Não poderíamos testemunhar melhor a nossa simpatia aos trabalhos da Liga, do que reproduzindo os seguintes extratos das últimas circulares publicadas pelo Círculo Parisiense. Deixaremos que os nossos leitores apreciem o espírito metódico e prático que presidiu à redação desse programa.
“Foi criada uma Sociedade em Paris, sob o título de Círculo Parisiense da Liga do Ensino, com o objetivo de propagar a instrução. É principalmente às populações rurais que ela se dirige. Provoca e estimula a iniciativa individual para a fundação de escolas, cursos gratuitos, conferências públicas e bibliotecas populares; não se ocupa senão de disseminar as noções mais elementares e mais gerais, não se permitindo entrar em discussões políticas ou religiosas. Espera-se que a Liga, que já conta na França importantes e múltiplos Círculos, veja crescer diariamente o número de seus adeptos, e que se possa encontrar, na própria Paris, um centro de ensino.
“Respeitando a vontade livremente expressa de um grupo fundador qualquer, o Círculo Parisiense oferece seu concurso desinteressado; ele aspira a pôr em comunicação os pontos extremos do país; responde a questões, auxilia as individualidades e se abstém de toda pressão.
“O Círculo Parisiense coloca-se gratuitamente à disposição dos que decidirem organizar uma escola, um material científico, e os guia na escolha dos melhores instrumentos, sejam cartas, globos, aparelhos de física, etc.
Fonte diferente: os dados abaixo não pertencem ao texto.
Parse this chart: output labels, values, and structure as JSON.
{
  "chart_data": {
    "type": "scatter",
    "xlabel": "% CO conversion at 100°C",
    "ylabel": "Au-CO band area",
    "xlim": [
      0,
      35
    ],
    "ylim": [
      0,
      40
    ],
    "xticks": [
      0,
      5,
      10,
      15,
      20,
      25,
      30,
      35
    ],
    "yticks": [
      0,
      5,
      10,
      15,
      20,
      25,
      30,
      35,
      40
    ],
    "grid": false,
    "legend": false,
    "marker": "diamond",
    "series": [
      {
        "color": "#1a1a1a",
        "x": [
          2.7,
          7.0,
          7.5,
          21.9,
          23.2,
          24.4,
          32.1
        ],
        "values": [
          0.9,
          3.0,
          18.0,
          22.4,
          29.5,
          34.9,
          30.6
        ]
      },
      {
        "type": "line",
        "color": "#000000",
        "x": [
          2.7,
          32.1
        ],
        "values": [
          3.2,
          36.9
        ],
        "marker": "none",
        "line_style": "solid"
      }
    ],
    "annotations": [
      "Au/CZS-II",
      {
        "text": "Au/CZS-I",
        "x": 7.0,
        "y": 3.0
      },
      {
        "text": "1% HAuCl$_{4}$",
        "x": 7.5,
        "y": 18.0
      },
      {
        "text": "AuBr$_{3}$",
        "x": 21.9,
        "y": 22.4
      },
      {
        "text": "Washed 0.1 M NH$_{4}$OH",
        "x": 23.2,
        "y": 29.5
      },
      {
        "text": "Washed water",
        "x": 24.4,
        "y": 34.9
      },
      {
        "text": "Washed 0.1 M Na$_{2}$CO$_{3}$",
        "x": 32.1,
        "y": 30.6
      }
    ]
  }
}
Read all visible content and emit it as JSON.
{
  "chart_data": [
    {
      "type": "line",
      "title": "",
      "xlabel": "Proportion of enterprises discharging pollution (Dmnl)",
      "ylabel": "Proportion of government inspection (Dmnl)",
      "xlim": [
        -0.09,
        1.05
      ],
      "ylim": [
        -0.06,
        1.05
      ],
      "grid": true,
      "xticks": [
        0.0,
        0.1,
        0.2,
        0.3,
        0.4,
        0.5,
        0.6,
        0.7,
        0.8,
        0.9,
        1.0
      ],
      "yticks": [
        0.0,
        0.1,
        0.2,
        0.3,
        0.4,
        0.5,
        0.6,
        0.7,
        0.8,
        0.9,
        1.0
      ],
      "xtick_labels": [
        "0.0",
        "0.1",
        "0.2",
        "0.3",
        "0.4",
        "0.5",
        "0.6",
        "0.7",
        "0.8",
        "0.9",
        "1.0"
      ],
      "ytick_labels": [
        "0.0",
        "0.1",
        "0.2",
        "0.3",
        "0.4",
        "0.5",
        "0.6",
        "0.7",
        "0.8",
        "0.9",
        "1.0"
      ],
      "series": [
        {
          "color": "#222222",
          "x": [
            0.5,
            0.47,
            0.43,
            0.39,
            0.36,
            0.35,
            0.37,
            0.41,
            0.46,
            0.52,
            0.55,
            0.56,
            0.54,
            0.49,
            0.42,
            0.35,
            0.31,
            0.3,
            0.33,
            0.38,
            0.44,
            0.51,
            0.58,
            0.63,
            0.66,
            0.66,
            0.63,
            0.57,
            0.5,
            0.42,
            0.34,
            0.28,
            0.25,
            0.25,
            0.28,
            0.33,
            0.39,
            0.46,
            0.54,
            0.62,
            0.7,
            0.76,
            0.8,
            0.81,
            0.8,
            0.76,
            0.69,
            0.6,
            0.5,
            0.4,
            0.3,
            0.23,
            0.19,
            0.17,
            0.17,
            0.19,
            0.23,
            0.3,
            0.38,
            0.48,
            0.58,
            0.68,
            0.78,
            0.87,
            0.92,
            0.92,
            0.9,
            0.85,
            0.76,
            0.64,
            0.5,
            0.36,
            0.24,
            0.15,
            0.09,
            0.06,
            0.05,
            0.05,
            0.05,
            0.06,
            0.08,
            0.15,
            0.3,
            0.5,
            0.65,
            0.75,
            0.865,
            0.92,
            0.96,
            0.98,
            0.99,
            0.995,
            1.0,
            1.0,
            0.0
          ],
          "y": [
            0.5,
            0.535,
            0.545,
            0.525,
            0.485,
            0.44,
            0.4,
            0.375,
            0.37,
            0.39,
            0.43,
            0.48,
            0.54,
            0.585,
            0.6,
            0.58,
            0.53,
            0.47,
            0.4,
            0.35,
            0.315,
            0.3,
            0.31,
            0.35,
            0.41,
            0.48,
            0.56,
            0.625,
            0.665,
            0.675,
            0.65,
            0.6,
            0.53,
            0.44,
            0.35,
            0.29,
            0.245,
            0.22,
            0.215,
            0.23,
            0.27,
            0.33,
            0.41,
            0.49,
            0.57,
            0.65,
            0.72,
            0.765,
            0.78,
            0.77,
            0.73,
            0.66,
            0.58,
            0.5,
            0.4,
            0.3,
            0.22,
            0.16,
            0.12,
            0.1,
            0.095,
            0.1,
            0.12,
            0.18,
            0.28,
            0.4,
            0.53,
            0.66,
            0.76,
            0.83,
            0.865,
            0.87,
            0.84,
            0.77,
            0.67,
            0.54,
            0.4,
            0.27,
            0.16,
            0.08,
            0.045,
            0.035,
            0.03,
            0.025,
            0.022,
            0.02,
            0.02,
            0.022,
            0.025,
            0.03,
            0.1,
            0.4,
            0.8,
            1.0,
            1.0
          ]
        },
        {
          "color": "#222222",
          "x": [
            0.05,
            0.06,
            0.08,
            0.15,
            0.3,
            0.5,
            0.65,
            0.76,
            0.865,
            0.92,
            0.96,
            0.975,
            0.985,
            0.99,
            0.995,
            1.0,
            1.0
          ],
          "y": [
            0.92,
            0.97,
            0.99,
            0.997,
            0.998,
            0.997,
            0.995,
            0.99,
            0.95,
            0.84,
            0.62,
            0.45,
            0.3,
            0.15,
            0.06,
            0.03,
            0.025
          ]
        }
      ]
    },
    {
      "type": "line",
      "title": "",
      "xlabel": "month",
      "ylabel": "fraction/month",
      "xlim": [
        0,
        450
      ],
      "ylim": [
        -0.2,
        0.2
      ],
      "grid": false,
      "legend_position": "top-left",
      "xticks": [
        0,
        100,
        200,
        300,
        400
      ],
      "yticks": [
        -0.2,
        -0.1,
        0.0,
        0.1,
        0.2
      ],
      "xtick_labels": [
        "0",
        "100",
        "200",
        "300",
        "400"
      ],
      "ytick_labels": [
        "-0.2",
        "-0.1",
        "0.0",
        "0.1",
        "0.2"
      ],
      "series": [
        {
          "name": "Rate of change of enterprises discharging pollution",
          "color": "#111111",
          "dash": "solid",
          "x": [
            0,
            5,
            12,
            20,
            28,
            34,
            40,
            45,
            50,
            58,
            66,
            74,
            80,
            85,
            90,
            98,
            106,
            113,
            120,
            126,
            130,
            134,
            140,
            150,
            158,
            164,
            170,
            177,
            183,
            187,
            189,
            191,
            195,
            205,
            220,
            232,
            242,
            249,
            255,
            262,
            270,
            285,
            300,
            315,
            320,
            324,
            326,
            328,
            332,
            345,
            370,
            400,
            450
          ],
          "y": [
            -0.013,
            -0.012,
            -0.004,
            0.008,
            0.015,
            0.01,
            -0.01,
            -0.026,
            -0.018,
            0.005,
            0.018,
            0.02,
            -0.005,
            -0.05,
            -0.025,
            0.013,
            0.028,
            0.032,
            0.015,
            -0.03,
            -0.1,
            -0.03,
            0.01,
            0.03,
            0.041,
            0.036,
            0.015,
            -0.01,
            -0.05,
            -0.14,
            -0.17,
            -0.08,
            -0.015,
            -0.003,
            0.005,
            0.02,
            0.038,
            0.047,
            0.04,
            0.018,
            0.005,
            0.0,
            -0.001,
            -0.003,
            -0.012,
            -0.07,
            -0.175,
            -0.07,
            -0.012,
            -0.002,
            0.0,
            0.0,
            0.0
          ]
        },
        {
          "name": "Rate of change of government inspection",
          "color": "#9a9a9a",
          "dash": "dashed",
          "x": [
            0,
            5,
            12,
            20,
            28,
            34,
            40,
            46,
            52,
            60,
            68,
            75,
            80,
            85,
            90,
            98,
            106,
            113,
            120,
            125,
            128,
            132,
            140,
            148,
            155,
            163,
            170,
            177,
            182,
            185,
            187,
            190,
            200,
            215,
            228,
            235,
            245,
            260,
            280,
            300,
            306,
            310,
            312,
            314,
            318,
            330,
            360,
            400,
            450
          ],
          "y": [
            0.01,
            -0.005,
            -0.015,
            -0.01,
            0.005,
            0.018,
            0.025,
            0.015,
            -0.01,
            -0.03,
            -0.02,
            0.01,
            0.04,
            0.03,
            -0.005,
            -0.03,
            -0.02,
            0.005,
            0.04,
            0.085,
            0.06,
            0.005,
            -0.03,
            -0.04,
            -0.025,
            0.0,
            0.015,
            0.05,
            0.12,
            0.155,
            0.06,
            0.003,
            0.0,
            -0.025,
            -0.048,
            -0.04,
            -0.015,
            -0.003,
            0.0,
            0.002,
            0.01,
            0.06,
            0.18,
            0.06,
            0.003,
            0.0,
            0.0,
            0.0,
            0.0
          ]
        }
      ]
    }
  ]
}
Aos que quiserem dotar sua comuna de uma biblioteca, o Círculo Parisiense pode oferecer os catálogos dos editores franceses e estrangeiros, e dar seus conselhos, caso se os reclame, para a formação de catálogos especiais destinados ao uso dos leitores, quer pertençam a uma população industrial, quer a uma população agrícola. A isto juntará seus donativos em dinheiro, tanto quanto o permitirem os seus recursos.
“O Círculo publicará um boletim, assim que estiver em condições de fazê-lo, para dar conta dos resultados obtidos.
“Obra de propaganda e de fraternidade, o Círculo busca a luz visando ao interesse geral. Solicita, pois, a expressão das necessidades intelectuais coletivas; esforçar-se-á por provê-lo na medida de seus recursos…
“O Círculo Parisiense da Liga do Ensino, fundado em 1866, acaba de constituir-se definitivamente. Conta hoje 450 aderentes que subscreveram uma soma anual de 2.300 francos.”